I’m no OOP expert, but I tended to write my classes a certain way. I delegated any initialization logic to the constructor. It makes sense, doesn’t it? You’ve got some code that should run first. Why not put it in the method/function that gets called first? And so, I would trot along, happily writing code like this:

class Date(object):
  def __init__(self, date_str):
    (m,d,y) = date_str.split('/')
    self.month = int(m)
    self.day   = int(d)
    self.year  = int(y)

It wasn’t until I came across PGPy’s documentation that I noticed something: their code doesn’t resemble your typical Python code. Take, for instance, their PGPMessage class:

# this creates a standard message from text
# it will also be compressed, by default with ZIP DEFLATE, unless otherwise specified
text_message = pgpy.PGPMessage.new("This is a brand spankin' new message!")

# PGPMessage will automatically determine if this is a cleartext message or not
message_from_file = pgpy.PGPMessage.from_file("path/to/a/message")
message_from_blob = pgpy.PGPMessage.from_blob(msg_blob)

What is this from_blob() stuff? Why no constructor, PGPMessage?

Although I couldn’t quite put my finger on it, something about this code appealed to me. After a few months, it dawned on me: PGPy’s code cleanly separates behavior from data.

Code && Data

In typical Python code–à la Python Standard Library–the arguments of a constructor or function determine the behavior of that class or function, respectively. For example, Python’s tarfile.TarFile class can do several things, depending on how it is called:

from tarfile import TarFile

# open tarball via file path
TarFile('path/to/file.tar')

# open tarball via file object
with fh:
  TarFile(fileobj=fh)

If I were to rewrite PGPMessage in this form, it might look something like this:

class PGPMessage(object):
  def __init__(self, new=None, from_file=None, from_blob=None):
    if new_message is None:
      # ...
    elif from_file is None:
      # ...
    else:
      # ...

text_message = PGPMessage(new="This is a band spankin' new message!")
message_from_file = PGPMessage(from_file="path/to/a/message")
message_from_blob = PGPMessage(from_blob=msg_blob)

The problem with this, with conflating all of your “constructors” through the single interface of a function call, is that you mix behavior and data. As a result, your class will be harder to test, because every test instance of an object will execute (potentially buggy) boilerplate code as part of the constructor:

# Did `is_today()` fail or did `Date()` fail? ¯\_(ツ)_/¯
def test_date_is_today():
  assert Date('7/19/2016').is_today()

Code || Data

The solution is to separate your code from data. Let the class constructor–hereby referred to as the Data Constructor–set (and only set) the object’s members. Treat the class like a namedtuple. And leave the initialization and all of the code that goes with it (input validation, boilerplate, pre-conditions, etc.) for the class methods, which would return an instance of the class:

class Date(object):
  def __init__(self, month, day, year):
    self.month = month
    self.day   = day
    self.year  = year

  @classmethod
  def from_str(cls, date_str):
    (m,d,y) = date_str.split('/')
    return cls(m, d, y)

There are numerous benefits to doing so (like readability), but the one I want to focus on is the benefit to unit testing.

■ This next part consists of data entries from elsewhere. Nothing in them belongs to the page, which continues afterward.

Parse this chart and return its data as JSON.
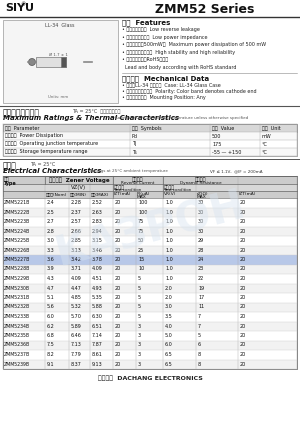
{
  "title_left": "SIYU",
  "title_right": "ZMM52 Series",
  "features_title": "特征  Features",
  "features": [
    "• 反向漏电流小。  Low reverse leakage",
    "• 低功耗安全阻抗。  Low power impedance",
    "• 最大功耗耗散500mW。  Maximum power dissipation of 500 mW",
    "• 高稳定性和可靠性。  High stability and high reliability",
    "• 引线和管体符合RoHS标准。",
    "  Lead and body according with RoHS standard"
  ],
  "mech_title": "机械数据  Mechanical Data",
  "mech": [
    "• 外壳：LL-34 玻璃外壳  Case: LL-34 Glass Case",
    "• 极性：色环端为负极  Polarity: Color band denotes cathode end",
    "• 安装位置：任意  Mounting Position: Any"
  ],
  "max_ratings_title": "极限值和温度特性",
  "max_ratings_subtitle": "TA = 25°C  除非另有规定。",
  "max_ratings_en": "Maximum Ratings & Thermal Characteristics",
  "max_ratings_note": "Ratings at 25°C ambient temperature unless otherwise specified",
  "mr_headers": [
    "参数  Parameter",
    "符号  Symbols",
    "数値  Value",
    "单位  Unit"
  ],
  "mr_rows": [
    [
      "功率消耗  Power Dissipation",
      "Pd",
      "500",
      "mW"
    ],
    [
      "工作结温  Operating junction temperature",
      "Tj",
      "175",
      "°C"
    ],
    [
      "存储温度  Storage temperature range",
      "Ts",
      "-55 — +150",
      "°C"
    ]
  ],
  "elec_title": "电特性",
  "elec_ta": "TA = 25°C",
  "elec_en": "Electrical Characteristics",
  "elec_note": "Ratings at 25°C ambient temperature",
  "elec_vf": "VF ≤ 1.1V,  @IF = 200mA",
  "table_rows": [
    [
      "ZMM5221B",
      "2.4",
      "2.28",
      "2.52",
      "20",
      "100",
      "1.0",
      "30",
      "20"
    ],
    [
      "ZMM5222B",
      "2.5",
      "2.37",
      "2.63",
      "20",
      "100",
      "1.0",
      "30",
      "20"
    ],
    [
      "ZMM5223B",
      "2.7",
      "2.57",
      "2.83",
      "20",
      "75",
      "1.0",
      "30",
      "20"
    ],
    [
      "ZMM5224B",
      "2.8",
      "2.66",
      "2.94",
      "20",
      "75",
      "1.0",
      "30",
      "20"
    ],
    [
      "ZMM5225B",
      "3.0",
      "2.85",
      "3.15",
      "20",
      "50",
      "1.0",
      "29",
      "20"
    ],
    [
      "ZMM5226B",
      "3.3",
      "3.13",
      "3.46",
      "20",
      "25",
      "1.0",
      "28",
      "20"
    ],
    [
      "ZMM5227B",
      "3.6",
      "3.42",
      "3.78",
      "20",
      "15",
      "1.0",
      "24",
      "20"
    ],
    [
      "ZMM5228B",
      "3.9",
      "3.71",
      "4.09",
      "20",
      "10",
      "1.0",
      "23",
      "20"
    ],
    [
      "ZMM5229B",
      "4.3",
      "4.09",
      "4.51",
      "20",
      "5",
      "1.0",
      "22",
      "20"
    ],
    [
      "ZMM5230B",
      "4.7",
      "4.47",
      "4.93",
      "20",
      "5",
      "2.0",
      "19",
      "20"
    ],
    [
      "ZMM5231B",
      "5.1",
      "4.85",
      "5.35",
      "20",
      "5",
      "2.0",
      "17",
      "20"
    ],
    [
      "ZMM5232B",
      "5.6",
      "5.32",
      "5.88",
      "20",
      "5",
      "3.0",
      "11",
      "20"
    ],
    [
      "ZMM5233B",
      "6.0",
      "5.70",
      "6.30",
      "20",
      "5",
      "3.5",
      "7",
      "20"
    ],
    [
      "ZMM5234B",
      "6.2",
      "5.89",
      "6.51",
      "20",
      "3",
      "4.0",
      "7",
      "20"
    ],
    [
      "ZMM5235B",
      "6.8",
      "6.46",
      "7.14",
      "20",
      "3",
      "5.0",
      "5",
      "20"
    ],
    [
      "ZMM5236B",
      "7.5",
      "7.13",
      "7.87",
      "20",
      "3",
      "6.0",
      "6",
      "20"
    ],
    [
      "ZMM5237B",
      "8.2",
      "7.79",
      "8.61",
      "20",
      "3",
      "6.5",
      "8",
      "20"
    ],
    [
      "ZMM5239B",
      "9.1",
      "8.37",
      "9.13",
      "20",
      "3",
      "6.5",
      "8",
      "20"
    ]
  ],
  "footer": "大昌电子  DACHANG ELECTRONICS",
  "highlight_row": "ZMM5227B",
  "watermark": "KAЗРОН"
}
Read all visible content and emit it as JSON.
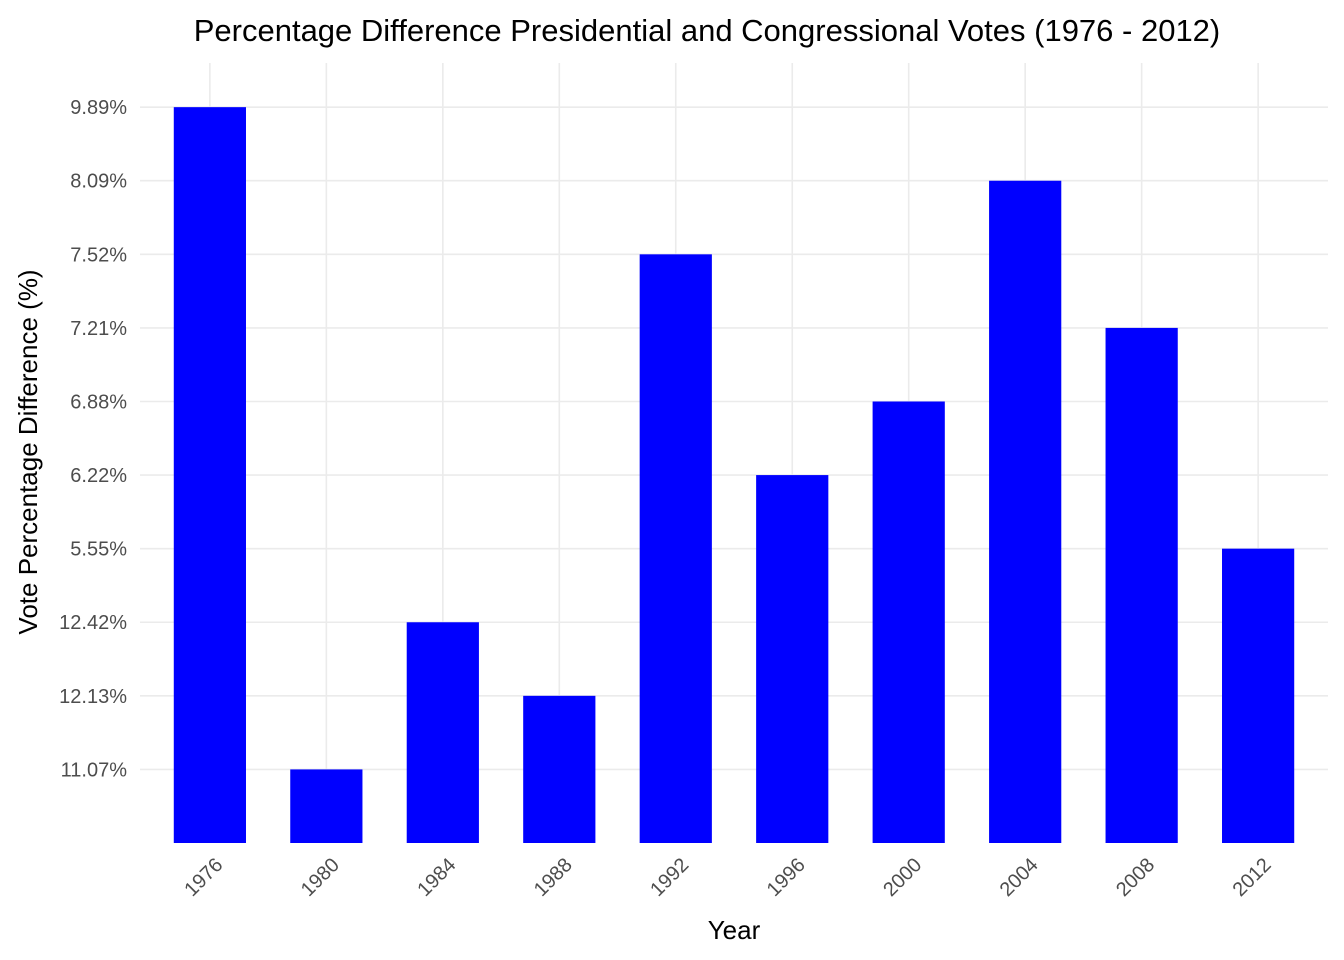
{
  "chart_data": {
    "type": "bar",
    "title": "Percentage Difference Presidential and Congressional Votes (1976 - 2012)",
    "xlabel": "Year",
    "ylabel": "Vote Percentage Difference (%)",
    "categories": [
      "1976",
      "1980",
      "1984",
      "1988",
      "1992",
      "1996",
      "2000",
      "2004",
      "2008",
      "2012"
    ],
    "values": [
      "9.89%",
      "11.07%",
      "12.42%",
      "12.13%",
      "7.52%",
      "6.22%",
      "6.88%",
      "8.09%",
      "7.21%",
      "5.55%"
    ],
    "y_axis": {
      "scale": "discrete",
      "tick_labels": [
        "11.07%",
        "12.13%",
        "12.42%",
        "5.55%",
        "6.22%",
        "6.88%",
        "7.21%",
        "7.52%",
        "8.09%",
        "9.89%"
      ]
    },
    "bar_color": "#0000ff",
    "grid": true,
    "legend": "none"
  }
}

Data Constructors ⇒ Better Unit Tests

Recall that a unit test is so named because it tests the smallest semantic unit of your code, arguably a function or method. It should test no more that that.

Yet, the above unit test does exactly that: it tests more than one unit, namely the method is_today() and the constructor, __init__(). By separating code from data, these unit tests will only test the appropriate unit, making debugging that much easier:

# only testing `Date.is_today()`
def test_date_is_today():
  assert Date(7, 19, 2016).is_today()

# only testing `Date.from_str()`
def test_date_from_str():
  assert Date(7, 19, 2016) == Date.from_str('7/19/2016')

Conclusion

Not only are data constructors better for unit testing, but they’re also more readable, especially with more than one “constructor” in the constructor.

Separation of code and data is not a new concept. Nor is it exclusive to Functional Programming. Remember SQLi attacks? They’ve been on the tippy top of the OWASP Top Ten for 2013 and 2010! (And probably even longer than that). SQLi is the poster boy of mixing code and data.

Updates

  • As /u/k3ithk correctly pointed out, in Python, the constructor of a class is actually __new__(), not __init__(); __init__() is actually the initializer. The argument is still valid. Overlook my ignorance. Just know that when I said “constructor,” I meant __init__().
  • As /u/deltageek pointed out, this (refactoring) is not a new concept, nor is it a Python-only concept. Another, more-popular name for this is Factory Method.